I declare my interest as a doctor, and a veteran of truly awful rotas of the 1980s, involving one in two very often—that is every other weekend, every other night on duty, as well as a normal working day, which I would not recommend to either patients or practitioners. Thankfully, they are a thing of the past.

I welcome very much the Health Secretary’s statement today and the guarantees that he has given. On that basis, I am more than happy to support the Government this evening. However, I would say that we need to insist on evidence-based policy making. It is important to understand the difference between a causal effect and an association. My worry is that perhaps the Front Bench has been more influenced by Euclidean theorem than a proper understanding of statistics. My reading of the Freemantle paper and Professor Sutton’s remarks lead me to conclude that no causal link has been established between doctors’ rostering and excess weekend deaths. If we are serious about reducing weekend deaths, and reducing the difference in health outcomes between this country and countries with which we could reasonably be compared, which I know that my colleagues on the Front Bench are, we need to properly understand what are the drivers of those differences, and I do not think that junior doctors’ hours are a principal driver in the problem that we are trying to address today.

I think it is also right to appreciate that we are heavily dependent on the good will of all doctors—consultant grades and junior doctors. Most doctors that I know work well beyond their contracted hours—I know I certainly used to when I was in hospital medicine—and in dealing with them and in communicating with them, we need to keep that in mind and not take that good will for granted.

I very much regret the BMA action, and I very much regret the ballot on 5 November on strike action. The last time such action was taken was in 2012 on, ironically, the subject of pensions. It ended ignominiously and the only outcome was a reduction in the esteem in which the public held the medical profession. I would urge the

BMA, armed with the assurances we have had today, to think again. I say “ironically” because, of course, the proposals, as I understand them to be, would increase core hours, which are pensionable—out-of-hours are not—and I have yet to see the BMA make any comment on that, or indeed reflect it in its pay calculator.
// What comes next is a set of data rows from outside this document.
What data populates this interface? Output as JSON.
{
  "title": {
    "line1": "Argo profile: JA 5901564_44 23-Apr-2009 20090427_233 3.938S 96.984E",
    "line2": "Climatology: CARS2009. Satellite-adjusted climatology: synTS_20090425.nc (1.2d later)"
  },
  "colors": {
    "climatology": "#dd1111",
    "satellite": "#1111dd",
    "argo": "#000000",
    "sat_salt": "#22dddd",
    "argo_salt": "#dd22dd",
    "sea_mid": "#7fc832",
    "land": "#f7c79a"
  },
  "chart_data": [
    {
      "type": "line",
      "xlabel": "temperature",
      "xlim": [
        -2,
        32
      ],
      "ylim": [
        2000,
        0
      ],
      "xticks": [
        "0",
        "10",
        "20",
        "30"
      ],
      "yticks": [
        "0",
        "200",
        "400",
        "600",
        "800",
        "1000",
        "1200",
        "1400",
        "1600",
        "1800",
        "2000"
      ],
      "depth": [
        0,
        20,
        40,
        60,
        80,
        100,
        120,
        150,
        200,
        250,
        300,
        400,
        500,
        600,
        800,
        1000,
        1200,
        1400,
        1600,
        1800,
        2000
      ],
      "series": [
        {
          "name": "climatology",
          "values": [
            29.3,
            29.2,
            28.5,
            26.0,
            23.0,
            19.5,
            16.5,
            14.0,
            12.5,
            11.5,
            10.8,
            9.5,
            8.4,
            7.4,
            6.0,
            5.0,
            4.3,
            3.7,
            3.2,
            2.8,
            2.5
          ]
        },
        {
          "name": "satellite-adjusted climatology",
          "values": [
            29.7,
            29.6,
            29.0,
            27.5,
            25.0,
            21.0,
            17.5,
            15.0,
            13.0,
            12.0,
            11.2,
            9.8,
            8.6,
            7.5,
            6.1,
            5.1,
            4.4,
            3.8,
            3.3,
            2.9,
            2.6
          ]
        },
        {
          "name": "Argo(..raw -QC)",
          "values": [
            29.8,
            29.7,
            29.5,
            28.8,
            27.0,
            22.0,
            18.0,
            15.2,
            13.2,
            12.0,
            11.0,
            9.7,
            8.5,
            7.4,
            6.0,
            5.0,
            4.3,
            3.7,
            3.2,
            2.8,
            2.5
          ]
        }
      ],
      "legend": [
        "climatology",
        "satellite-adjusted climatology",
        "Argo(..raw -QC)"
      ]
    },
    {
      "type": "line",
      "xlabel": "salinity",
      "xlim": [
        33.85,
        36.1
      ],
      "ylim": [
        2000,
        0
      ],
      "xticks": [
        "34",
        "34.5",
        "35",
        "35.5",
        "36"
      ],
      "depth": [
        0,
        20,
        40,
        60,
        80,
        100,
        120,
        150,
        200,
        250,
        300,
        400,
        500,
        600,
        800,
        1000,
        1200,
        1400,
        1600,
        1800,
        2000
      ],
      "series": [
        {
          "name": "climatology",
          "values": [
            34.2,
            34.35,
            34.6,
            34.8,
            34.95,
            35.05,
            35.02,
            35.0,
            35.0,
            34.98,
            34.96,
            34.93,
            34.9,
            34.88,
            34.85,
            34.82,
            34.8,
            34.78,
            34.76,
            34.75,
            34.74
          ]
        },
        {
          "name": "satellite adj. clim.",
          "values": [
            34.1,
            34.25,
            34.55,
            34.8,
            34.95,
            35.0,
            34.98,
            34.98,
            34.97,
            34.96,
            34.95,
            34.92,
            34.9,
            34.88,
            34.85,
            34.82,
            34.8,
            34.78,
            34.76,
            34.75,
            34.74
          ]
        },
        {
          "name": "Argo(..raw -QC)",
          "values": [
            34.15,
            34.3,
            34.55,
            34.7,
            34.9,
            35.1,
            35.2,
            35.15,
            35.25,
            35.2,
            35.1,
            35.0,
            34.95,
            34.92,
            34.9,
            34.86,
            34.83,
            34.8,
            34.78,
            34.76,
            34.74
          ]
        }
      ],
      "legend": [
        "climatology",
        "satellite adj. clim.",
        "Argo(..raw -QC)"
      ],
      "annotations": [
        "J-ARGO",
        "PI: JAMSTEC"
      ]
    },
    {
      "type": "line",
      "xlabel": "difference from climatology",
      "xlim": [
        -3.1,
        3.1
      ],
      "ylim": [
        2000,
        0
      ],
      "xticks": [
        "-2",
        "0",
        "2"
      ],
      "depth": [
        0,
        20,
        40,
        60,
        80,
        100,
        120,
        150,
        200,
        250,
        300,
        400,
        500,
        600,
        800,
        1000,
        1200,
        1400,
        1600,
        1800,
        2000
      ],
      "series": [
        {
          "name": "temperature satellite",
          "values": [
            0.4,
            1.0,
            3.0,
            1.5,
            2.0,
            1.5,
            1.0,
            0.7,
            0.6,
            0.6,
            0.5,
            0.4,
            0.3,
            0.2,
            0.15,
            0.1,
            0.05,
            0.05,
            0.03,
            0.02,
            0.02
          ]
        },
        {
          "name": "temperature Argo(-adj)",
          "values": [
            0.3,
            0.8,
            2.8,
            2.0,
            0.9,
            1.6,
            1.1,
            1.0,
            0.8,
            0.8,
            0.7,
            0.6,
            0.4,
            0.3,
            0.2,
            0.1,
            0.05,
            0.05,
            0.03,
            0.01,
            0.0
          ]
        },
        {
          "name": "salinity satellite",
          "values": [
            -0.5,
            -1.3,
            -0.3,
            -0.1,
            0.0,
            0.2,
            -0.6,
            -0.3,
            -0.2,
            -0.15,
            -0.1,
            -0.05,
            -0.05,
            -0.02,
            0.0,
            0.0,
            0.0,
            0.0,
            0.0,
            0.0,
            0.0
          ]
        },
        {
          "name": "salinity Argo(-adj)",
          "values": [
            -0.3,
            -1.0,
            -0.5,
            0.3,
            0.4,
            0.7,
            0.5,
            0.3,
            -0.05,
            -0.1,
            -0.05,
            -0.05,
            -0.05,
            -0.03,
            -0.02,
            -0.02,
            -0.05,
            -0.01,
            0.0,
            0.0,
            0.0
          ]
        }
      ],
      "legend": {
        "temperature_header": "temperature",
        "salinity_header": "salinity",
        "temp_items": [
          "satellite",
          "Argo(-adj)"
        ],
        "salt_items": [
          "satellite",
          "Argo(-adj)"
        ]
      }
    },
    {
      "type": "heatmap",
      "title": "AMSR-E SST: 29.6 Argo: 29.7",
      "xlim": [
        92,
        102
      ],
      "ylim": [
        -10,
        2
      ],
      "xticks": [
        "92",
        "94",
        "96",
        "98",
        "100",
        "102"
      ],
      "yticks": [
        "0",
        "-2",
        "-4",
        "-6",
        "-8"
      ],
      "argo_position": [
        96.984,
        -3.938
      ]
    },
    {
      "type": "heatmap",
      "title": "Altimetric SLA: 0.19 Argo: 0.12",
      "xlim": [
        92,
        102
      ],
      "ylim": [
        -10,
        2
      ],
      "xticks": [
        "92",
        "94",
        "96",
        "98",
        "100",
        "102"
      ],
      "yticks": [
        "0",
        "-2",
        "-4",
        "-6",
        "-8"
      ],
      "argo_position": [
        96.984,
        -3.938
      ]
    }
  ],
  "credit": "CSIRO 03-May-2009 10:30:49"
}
Maybe a belated understanding of that has meant that it has chosen to take it down.

In trying to reduce weekend deaths and in trying to reduce that gap between our health outcomes in this country and those in the rest of Europe, we need to be focused much more broadly than on junior doctors’ hours. I know the Health Secretary is trying to work out how we can best configure the health service of the future. It is a dynamic thing; it never is fixed in one place. In my opinion, part of that means looking at our NHS estate all the time to make sure that we are getting the best from our assets. In my opinion, it means concentrating our specialist services in larger, regional and sub-regional centres. Those centres find it much easier to roster junior doctors and to concentrate expertise in one place. I am talking about stroke, heart attack and upper gastrointestinal bleeding—all things where we do less well in this country than in countries with which we should be comparable.